Pruning fruit trees, including figs, always necessitates the use of appropriate tools to avoid causing harm. In detail, figs involve two forms of pruning: training and production pruning.

Training Pruning

Plant the fig tree by setting a stone that will be pruned at a meter’s height. From this pruned stone, near the cut, the main branches and other ramifications will form. These should be left in place until the following year. In the second year, select the three sturdiest branches, which will then be pruned back by half of their length, thereby performing return cuts. If these branches aren’t sturdy enough, the pruning operation should be postponed to the following year. Eliminate all other shoots that emerge on the trunk below the scaffold point. This step is easier to understand by observing the figures below.

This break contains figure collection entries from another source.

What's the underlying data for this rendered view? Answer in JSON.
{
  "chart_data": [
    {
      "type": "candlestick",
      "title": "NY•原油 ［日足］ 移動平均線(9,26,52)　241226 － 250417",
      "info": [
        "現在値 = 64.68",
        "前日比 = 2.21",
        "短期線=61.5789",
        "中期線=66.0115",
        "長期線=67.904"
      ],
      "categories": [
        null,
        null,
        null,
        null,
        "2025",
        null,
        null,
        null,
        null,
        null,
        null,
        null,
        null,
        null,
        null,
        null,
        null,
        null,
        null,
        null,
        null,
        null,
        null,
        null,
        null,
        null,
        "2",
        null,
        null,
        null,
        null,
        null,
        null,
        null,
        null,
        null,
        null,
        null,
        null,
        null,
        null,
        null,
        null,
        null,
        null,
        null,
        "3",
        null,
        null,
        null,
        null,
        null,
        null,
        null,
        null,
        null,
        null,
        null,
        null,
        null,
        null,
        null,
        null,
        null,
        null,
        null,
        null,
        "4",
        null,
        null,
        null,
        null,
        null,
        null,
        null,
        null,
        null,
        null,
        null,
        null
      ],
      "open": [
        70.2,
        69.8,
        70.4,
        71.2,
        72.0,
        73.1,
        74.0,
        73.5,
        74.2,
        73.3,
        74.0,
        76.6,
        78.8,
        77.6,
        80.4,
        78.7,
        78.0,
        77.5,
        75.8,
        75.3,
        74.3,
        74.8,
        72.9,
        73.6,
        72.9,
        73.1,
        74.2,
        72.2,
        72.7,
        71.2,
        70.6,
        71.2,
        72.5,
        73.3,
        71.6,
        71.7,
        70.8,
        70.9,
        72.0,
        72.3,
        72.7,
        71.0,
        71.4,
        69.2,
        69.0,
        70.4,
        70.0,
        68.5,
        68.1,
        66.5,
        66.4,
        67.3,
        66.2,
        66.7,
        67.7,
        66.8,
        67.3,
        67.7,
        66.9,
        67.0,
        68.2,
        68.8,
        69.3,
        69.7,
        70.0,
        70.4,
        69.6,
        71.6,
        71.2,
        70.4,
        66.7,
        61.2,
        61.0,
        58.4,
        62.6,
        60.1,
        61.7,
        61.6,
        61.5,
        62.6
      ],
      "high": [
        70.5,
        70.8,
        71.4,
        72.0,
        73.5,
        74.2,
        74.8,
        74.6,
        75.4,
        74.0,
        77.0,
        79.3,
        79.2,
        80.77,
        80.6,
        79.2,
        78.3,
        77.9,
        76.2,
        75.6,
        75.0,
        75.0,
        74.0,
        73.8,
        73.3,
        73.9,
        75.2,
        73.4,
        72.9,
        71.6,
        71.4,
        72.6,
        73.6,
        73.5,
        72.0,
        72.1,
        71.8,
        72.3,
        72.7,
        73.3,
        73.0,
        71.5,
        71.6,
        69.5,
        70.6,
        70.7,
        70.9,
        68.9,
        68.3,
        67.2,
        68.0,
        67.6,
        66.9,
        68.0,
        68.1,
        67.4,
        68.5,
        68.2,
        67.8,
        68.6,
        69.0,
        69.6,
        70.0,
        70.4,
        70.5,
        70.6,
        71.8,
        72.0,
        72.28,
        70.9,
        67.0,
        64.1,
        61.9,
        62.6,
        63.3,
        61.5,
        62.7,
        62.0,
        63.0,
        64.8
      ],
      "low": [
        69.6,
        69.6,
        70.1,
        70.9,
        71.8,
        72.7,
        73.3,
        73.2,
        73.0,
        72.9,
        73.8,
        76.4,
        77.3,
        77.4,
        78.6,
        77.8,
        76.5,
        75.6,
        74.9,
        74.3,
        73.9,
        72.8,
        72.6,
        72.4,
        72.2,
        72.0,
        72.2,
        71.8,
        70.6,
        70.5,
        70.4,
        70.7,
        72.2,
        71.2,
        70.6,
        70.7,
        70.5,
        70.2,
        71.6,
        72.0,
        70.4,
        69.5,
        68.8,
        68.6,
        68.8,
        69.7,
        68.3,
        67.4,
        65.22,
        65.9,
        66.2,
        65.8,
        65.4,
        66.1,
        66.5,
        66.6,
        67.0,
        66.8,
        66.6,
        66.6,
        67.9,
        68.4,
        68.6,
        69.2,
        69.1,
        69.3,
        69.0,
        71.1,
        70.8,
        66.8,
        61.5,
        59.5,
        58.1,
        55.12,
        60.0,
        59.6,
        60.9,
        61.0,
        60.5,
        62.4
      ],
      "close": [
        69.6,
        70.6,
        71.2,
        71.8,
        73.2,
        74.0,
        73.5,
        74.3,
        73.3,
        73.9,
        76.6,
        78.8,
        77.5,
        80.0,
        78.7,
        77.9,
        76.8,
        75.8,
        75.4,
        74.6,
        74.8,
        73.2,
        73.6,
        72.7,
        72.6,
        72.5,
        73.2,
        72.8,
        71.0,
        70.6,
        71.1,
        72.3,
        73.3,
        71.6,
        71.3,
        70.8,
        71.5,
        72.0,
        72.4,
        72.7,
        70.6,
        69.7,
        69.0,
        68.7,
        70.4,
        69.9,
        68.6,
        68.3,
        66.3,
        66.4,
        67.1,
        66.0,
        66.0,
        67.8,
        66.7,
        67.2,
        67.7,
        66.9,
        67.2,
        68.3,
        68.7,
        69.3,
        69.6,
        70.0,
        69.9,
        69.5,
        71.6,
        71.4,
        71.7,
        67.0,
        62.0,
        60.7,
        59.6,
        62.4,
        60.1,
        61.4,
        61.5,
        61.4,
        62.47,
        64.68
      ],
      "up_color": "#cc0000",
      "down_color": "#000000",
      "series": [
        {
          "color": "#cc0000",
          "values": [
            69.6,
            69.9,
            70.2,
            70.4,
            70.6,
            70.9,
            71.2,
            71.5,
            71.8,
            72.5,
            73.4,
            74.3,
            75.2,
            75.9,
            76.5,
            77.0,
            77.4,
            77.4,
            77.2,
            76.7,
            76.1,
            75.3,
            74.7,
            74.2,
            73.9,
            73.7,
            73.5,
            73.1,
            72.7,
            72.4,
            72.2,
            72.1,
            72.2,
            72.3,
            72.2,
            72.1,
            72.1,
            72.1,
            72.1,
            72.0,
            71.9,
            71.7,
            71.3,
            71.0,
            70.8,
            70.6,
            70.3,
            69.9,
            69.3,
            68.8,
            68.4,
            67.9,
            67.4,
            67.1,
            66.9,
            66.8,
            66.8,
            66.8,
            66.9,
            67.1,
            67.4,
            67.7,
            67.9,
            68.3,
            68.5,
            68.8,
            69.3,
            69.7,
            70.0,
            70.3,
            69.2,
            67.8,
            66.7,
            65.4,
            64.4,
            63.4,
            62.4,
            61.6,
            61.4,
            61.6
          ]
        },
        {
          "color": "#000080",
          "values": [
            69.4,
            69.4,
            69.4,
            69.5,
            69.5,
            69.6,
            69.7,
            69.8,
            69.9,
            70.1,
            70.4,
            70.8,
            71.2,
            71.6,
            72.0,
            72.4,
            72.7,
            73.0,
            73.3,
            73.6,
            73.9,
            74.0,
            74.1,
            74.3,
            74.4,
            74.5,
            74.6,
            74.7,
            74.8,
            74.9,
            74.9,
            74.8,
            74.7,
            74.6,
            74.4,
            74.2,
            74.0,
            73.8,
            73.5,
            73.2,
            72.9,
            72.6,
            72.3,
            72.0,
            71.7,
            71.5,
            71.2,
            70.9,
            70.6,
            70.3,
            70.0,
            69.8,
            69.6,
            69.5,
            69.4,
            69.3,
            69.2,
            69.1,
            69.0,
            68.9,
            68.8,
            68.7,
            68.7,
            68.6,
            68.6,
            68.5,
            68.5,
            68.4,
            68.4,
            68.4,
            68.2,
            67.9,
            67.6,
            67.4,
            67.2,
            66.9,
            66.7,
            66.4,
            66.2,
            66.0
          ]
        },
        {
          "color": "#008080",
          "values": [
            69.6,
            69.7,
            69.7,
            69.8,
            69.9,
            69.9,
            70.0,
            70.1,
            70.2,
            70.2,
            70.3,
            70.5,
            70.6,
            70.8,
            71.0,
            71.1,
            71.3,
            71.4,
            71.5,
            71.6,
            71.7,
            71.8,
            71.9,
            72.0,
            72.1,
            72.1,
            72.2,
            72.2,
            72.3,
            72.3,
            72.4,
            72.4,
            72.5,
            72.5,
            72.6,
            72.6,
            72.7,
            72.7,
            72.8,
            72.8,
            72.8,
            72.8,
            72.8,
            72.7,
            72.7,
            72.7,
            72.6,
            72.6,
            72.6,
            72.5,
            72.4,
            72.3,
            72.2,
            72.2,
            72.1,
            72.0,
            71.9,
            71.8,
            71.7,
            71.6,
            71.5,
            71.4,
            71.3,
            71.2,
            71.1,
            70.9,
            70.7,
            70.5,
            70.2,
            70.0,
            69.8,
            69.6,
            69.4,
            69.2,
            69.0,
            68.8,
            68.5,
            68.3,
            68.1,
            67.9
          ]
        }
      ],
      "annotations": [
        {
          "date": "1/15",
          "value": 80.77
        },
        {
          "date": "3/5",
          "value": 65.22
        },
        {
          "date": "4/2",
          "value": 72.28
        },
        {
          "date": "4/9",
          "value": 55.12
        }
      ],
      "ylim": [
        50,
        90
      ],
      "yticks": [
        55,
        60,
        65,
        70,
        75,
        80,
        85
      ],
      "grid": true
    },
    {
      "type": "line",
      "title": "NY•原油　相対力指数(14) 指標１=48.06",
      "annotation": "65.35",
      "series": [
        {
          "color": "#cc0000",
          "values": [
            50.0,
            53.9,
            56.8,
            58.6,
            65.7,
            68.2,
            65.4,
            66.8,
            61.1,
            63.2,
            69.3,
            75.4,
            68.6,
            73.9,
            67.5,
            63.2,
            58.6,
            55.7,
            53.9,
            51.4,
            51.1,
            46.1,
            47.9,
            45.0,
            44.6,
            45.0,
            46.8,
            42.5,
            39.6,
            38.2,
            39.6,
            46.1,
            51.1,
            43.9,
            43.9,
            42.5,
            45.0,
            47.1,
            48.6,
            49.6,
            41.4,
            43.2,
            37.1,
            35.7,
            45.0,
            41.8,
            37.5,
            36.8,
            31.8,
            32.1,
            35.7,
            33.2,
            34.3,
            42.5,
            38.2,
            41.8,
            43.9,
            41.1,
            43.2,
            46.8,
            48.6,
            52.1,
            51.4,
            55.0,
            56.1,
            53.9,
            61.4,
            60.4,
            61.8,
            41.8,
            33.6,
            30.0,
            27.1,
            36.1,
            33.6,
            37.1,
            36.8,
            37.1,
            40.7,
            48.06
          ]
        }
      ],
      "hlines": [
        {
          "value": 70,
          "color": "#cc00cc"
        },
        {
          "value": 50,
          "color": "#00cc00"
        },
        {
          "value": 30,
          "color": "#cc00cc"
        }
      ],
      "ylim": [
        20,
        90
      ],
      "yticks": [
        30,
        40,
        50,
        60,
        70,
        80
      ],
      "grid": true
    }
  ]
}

After these interventions, the plant can grow freely for the next 2-3 years. The plant’s training phase, therefore, lasts from 3 to 5 years. All these fig pruning operations are carried out in late winter, when the risk of frost is averted.

Production Pruning

After the training phase, fig pruning interventions become more limited. From here onwards, pruning aims to maintain vegetative balance and ensure good production. The main production pruning operations include:

  • Removing overly vigorous or poorly positioned small branches
  • Return cuts on excessively tall branches without leaves
  • Return cuts to balance the canopy
  • Eliminating excessively low secondary branches
  • Thinning out the higher branches
  • Removing damaged or diseased branches
  • Removing basal shoots

Naturally, these pruning cuts should also be executed in late winter when temperatures start to become milder. Below, we can observe interventions carried out on the canopy of an excessively lush fig tree.

Special Cuts

Certain specific cuts can be made to favor a particular type of production. For bifera varieties, removing buds at the apex of one-year-old branches maximizes breba production. This stimulates the growth of new shoots (and thus breba) for the following year. Conversely, for those aiming for a higher production of true figs, a special pruning technique involves shortening by one-third the branches that have already borne fruit. This cut stimulates the tree to form new, numerous productive shoots, even for the current year. True figs are, in fact, born on new branches.